General disorders and administration site conditions is the SOC with the most positive signals in FAERS. Fatigue, infusion site erythema, infusion site pain, and illness are AEs shared between the two databases. A highly significant positive signal was detected in FAERS—infusion site discomfort (ROR 88.81, 95% CI 28.56-276.14). Ublituximab can activate immune cells through complement activation and cytokine release, leading to vasodilation and the release of inflammatory mediators, which could contribute to infusion site erythema. It may also induce localized burning, swelling, and tightness, causing infusion site discomfort. Furthermore, this process releases a significant amount of inflammatory mediators (24), which activate local nociceptive neurons, resulting in infusion site pain. Mechanistically, the IgG1 subtype of ublituximab activates the complement cascade, generating anaphylatoxins C3a and C5a, which stimulate mast cells to release histamine, increasing vascular permeability and causing localized edema and compressive discomfort. However, whether this mechanism leads to significant allergic reactions in clinical practice requires further research and monitoring. Additionally, the membrane attack complex directly damages vascular endothelium, contributing to ischemic tissue pain (25). These local reactions may be linked to systemic infusion reactions and require comprehensive management. Although the actual number of reported cases for these signals is limited (e.g., only 3 cases of infusion site discomfort), the high ROR values suggest the need for validation with larger sample sizes in future studies. We observed that fatigue (ROR 2.66, 95% CI 2.11-3.36 in FAERS) shows high frequency but weak signal strength, potentially reflecting multifactorial origins including disease-related symptoms, concomitant immunomodulator effects, and subjective reporting variability. This underscores the need for standardized fatigue assessment (e.g., FACIT-F) and integrated management approaches combining pharmacological and non-pharmacological interventions in moderate-to-severe cases.
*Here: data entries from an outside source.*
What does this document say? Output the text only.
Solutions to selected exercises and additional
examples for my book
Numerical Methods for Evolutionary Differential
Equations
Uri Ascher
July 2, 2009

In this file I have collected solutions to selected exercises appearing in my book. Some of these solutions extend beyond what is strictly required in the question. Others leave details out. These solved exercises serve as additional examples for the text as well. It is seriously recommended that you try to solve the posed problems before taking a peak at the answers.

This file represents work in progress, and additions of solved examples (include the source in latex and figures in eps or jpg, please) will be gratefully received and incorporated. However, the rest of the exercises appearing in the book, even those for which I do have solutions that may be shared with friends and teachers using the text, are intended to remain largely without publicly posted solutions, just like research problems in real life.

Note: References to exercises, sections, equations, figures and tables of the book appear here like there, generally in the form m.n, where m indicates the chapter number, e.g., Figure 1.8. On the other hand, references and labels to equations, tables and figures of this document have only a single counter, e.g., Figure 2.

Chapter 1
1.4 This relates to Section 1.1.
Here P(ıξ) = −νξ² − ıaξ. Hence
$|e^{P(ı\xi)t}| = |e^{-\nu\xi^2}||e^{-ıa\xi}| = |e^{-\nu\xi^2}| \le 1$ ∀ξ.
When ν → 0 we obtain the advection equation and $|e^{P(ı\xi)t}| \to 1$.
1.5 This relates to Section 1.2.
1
Infections and infestations are a significant cause of death and hospitalization. Common AEs in this category include respiratory tract infection, oral herpes, upper respiratory tract infection, urinary tract infection, bronchitis, sinusitis, and nasopharyngitis. Recent studies suggest that the rapid B-cell depletion kinetics of ublituximab may exacerbate early infection risks (7).B cells play a pivotal role in humoral immunity, contributing to antibody production and the secretion of cytokines such as IL-6 and TNF-α (26). IL-10 secreted by B cells can further modulate immune responses by inhibiting TNF-α release from macrophages (27). Ublituximab treatment has been found to increase the risk of neutropenia, a known risk factor for severe infections (18). Patients with MS often exhibit immune dysregulation or organ dysfunction, and B-cell depletion further heightens their susceptibility to infections. Among these AEs, COVID-19 pneumonia (ROR 18.51, 95% CI 9.24 -37.06) demonstrates the strongest association and highest frequency. Anti-CD20 monoclonal antibody therapy may delay clearance of the COVID-19 virus and increase severe illness risk (18). When developing treatment plans, clinicians should assess individual risk factors including comorbidities, age, and immune status. Continuous monitoring of respiratory symptoms and pulmonary imaging changes during treatment is essential for prompt identification of COVID-19 pneumonia. While pandemic-era data reporting may reflect surveillance bias, this signal warrants attention. We recommend establishing ≥2-year follow-up cohorts to monitor long-term sequelae for robust real-world evidence.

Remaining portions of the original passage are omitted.